METHODS: Based on the prospective observational CONTROL study, evaluating daily alcohol consumption among alcohol-dependent patients, the model predicted the probability of drinking any alcohol during a given day. Predicted daily alcohol consumption was simulated in a hypothetical sample of 200,000 patients observed over a year. Individual total alcohol consumption (TAC) and number of heavy drinking days (HDD) were derived. Using published risk equations, probabilities of alcohol-attributable adverse health events (e.g., hospitalizations or death) corresponding to simulated consumptions were computed, and aggregated for categories of patients defined by HDDs and TAC (expressed per 100,000 patient-years). Sensitivity analyses tested model robustness.

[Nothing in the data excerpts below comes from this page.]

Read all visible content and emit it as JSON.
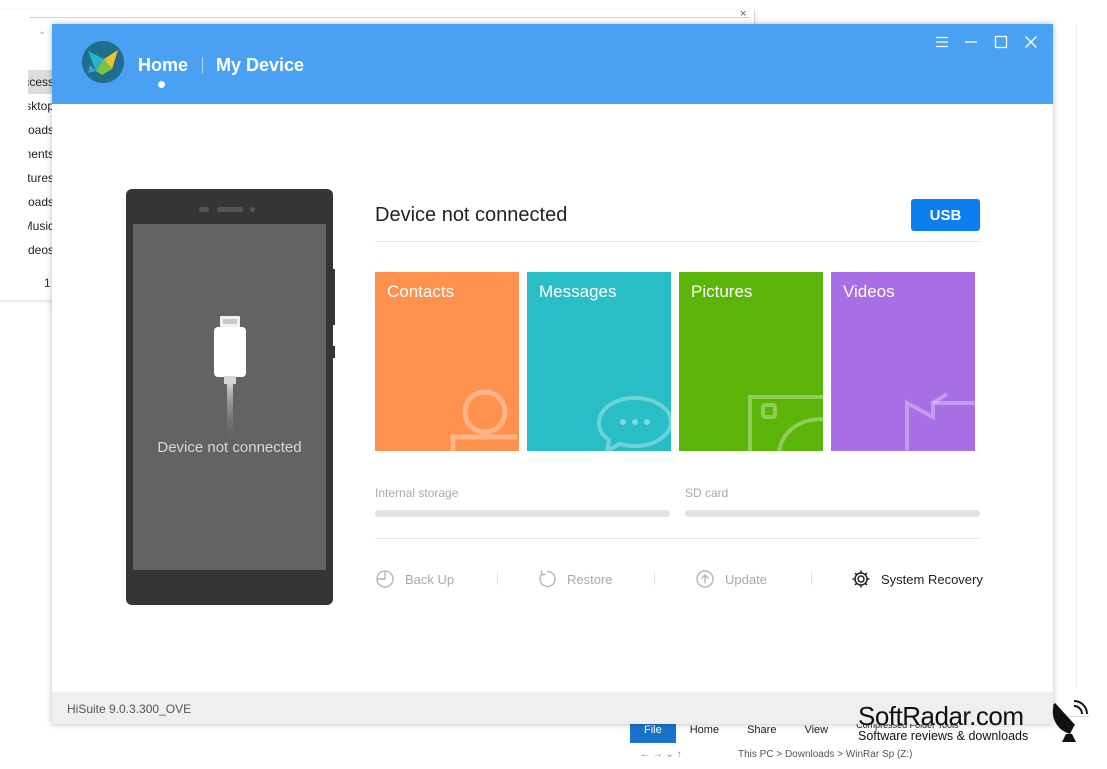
{
  "background": {
    "explorer_nav": [
      "Quick access",
      "Desktop",
      "Downloads",
      "Documents",
      "Pictures",
      "Downloads",
      "Music",
      "Videos"
    ],
    "item_count": "1",
    "ribbon_tabs": [
      "File",
      "Home",
      "Share",
      "View"
    ],
    "ribbon_context": "Compressed Folder Tools",
    "path_fragment": "This PC > Downloads > WinRar Sp (Z:)"
  },
  "header": {
    "nav_home": "Home",
    "nav_device": "My Device",
    "brand_color": "#4aa0f2"
  },
  "window_controls": {
    "menu_icon": "hamburger-icon",
    "minimize_icon": "minimize-icon",
    "maximize_icon": "maximize-icon",
    "close_icon": "close-icon"
  },
  "phone": {
    "screen_text": "Device not connected"
  },
  "main": {
    "status_title": "Device not connected",
    "usb_button": "USB",
    "tiles": [
      {
        "label": "Contacts",
        "color": "#fe914e",
        "icon": "contact-icon"
      },
      {
        "label": "Messages",
        "color": "#29bec6",
        "icon": "chat-bubble-icon"
      },
      {
        "label": "Pictures",
        "color": "#5bb508",
        "icon": "picture-icon"
      },
      {
        "label": "Videos",
        "color": "#a76ee6",
        "icon": "video-icon"
      }
    ],
    "storage": {
      "internal_label": "Internal storage",
      "sd_label": "SD card"
    },
    "actions": [
      {
        "label": "Back Up",
        "icon": "backup-clock-icon"
      },
      {
        "label": "Restore",
        "icon": "restore-icon"
      },
      {
        "label": "Update",
        "icon": "update-arrow-icon"
      },
      {
        "label": "System Recovery",
        "icon": "gear-icon"
      }
    ]
  },
  "statusbar": {
    "version": "HiSuite 9.0.3.300_OVE"
  },
  "watermark": {
    "brand": "SoftRadar.com",
    "tagline": "Software reviews & downloads"
  }
}
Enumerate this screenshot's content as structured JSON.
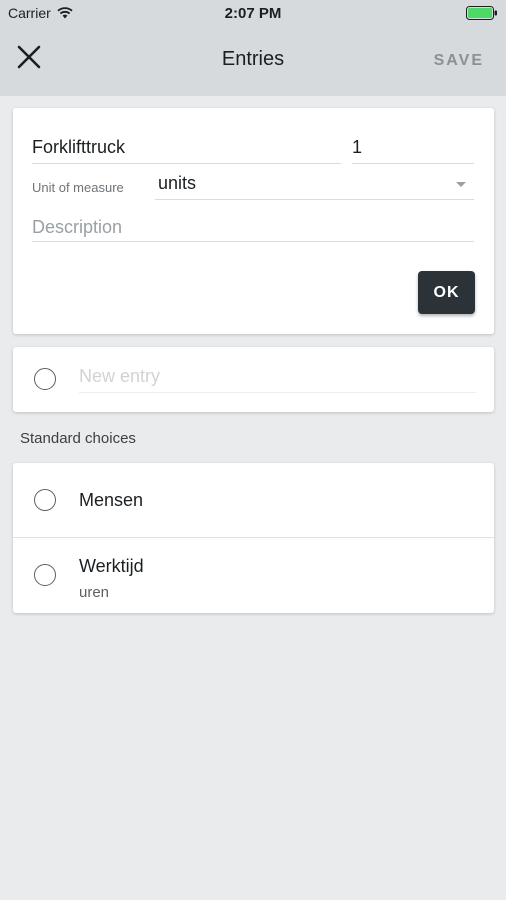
{
  "status": {
    "carrier": "Carrier",
    "time": "2:07 PM"
  },
  "nav": {
    "title": "Entries",
    "save_label": "SAVE"
  },
  "form": {
    "name_value": "Forklifttruck",
    "quantity_value": "1",
    "unit_label": "Unit of measure",
    "unit_value": "units",
    "description_placeholder": "Description",
    "ok_label": "OK"
  },
  "new_entry": {
    "placeholder": "New entry"
  },
  "standard": {
    "heading": "Standard choices",
    "items": [
      {
        "title": "Mensen",
        "subtitle": ""
      },
      {
        "title": "Werktijd",
        "subtitle": "uren"
      }
    ]
  },
  "colors": {
    "nav_bg": "#d6dadc",
    "page_bg": "#e9ebed",
    "ok_bg": "#2b3338",
    "battery": "#4cd964"
  }
}
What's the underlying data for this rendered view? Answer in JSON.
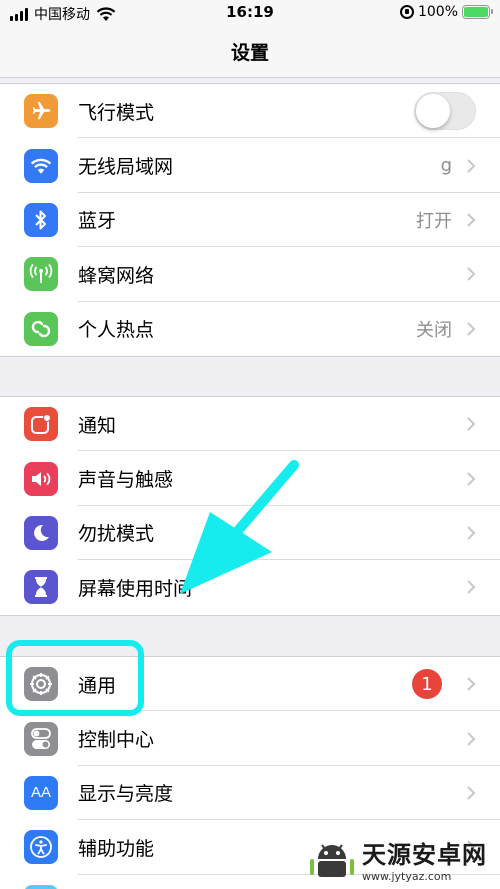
{
  "status": {
    "carrier": "中国移动",
    "time": "16:19",
    "battery_text": "100%"
  },
  "nav": {
    "title": "设置"
  },
  "group1": [
    {
      "label": "飞行模式",
      "icon": "airplane-icon",
      "color": "#f19a38",
      "toggle": false
    },
    {
      "label": "无线局域网",
      "icon": "wifi-icon",
      "color": "#3478f6",
      "value": "g"
    },
    {
      "label": "蓝牙",
      "icon": "bluetooth-icon",
      "color": "#3478f6",
      "value": "打开"
    },
    {
      "label": "蜂窝网络",
      "icon": "cellular-icon",
      "color": "#5ac65a",
      "value": ""
    },
    {
      "label": "个人热点",
      "icon": "hotspot-icon",
      "color": "#5ac65a",
      "value": "关闭"
    }
  ],
  "group2": [
    {
      "label": "通知",
      "icon": "notifications-icon",
      "color": "#eb4d3d"
    },
    {
      "label": "声音与触感",
      "icon": "sound-icon",
      "color": "#ea3f5a"
    },
    {
      "label": "勿扰模式",
      "icon": "moon-icon",
      "color": "#5b56cf"
    },
    {
      "label": "屏幕使用时间",
      "icon": "hourglass-icon",
      "color": "#5b56cf"
    }
  ],
  "group3": [
    {
      "label": "通用",
      "icon": "gear-icon",
      "color": "#8e8e93",
      "badge": "1"
    },
    {
      "label": "控制中心",
      "icon": "toggles-icon",
      "color": "#8e8e93"
    },
    {
      "label": "显示与亮度",
      "icon": "text-size-icon",
      "color": "#2f7bf6",
      "icon_text": "AA"
    },
    {
      "label": "辅助功能",
      "icon": "accessibility-icon",
      "color": "#2f7bf6"
    }
  ],
  "watermark": {
    "title": "天源安卓网",
    "url": "www.jytyaz.com"
  },
  "colors": {
    "annotation": "#16eced",
    "chevron": "#c7c7cc"
  }
}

RESULTS: Shifting from >220 HDDs per year to 120-140 HDDs and shifting from 36,000-39,000 g TAC per year (120-130 g/day) to 15,000-18,000 g TAC per year (50-60 g/day) impacted substantially on the incidence of events (14,588 and 6148 events avoided per 100,000 patient-years, respectively).

RESULTS were robust to sensitivity analyses.

CONCLUSIONS: This study corroborates the previous microsimulation modeling approach and, using real-life data, confirms RCT-based findings that reduced alcohol consumption is a relevant objective for consideration in alcohol dependence management to improve public health.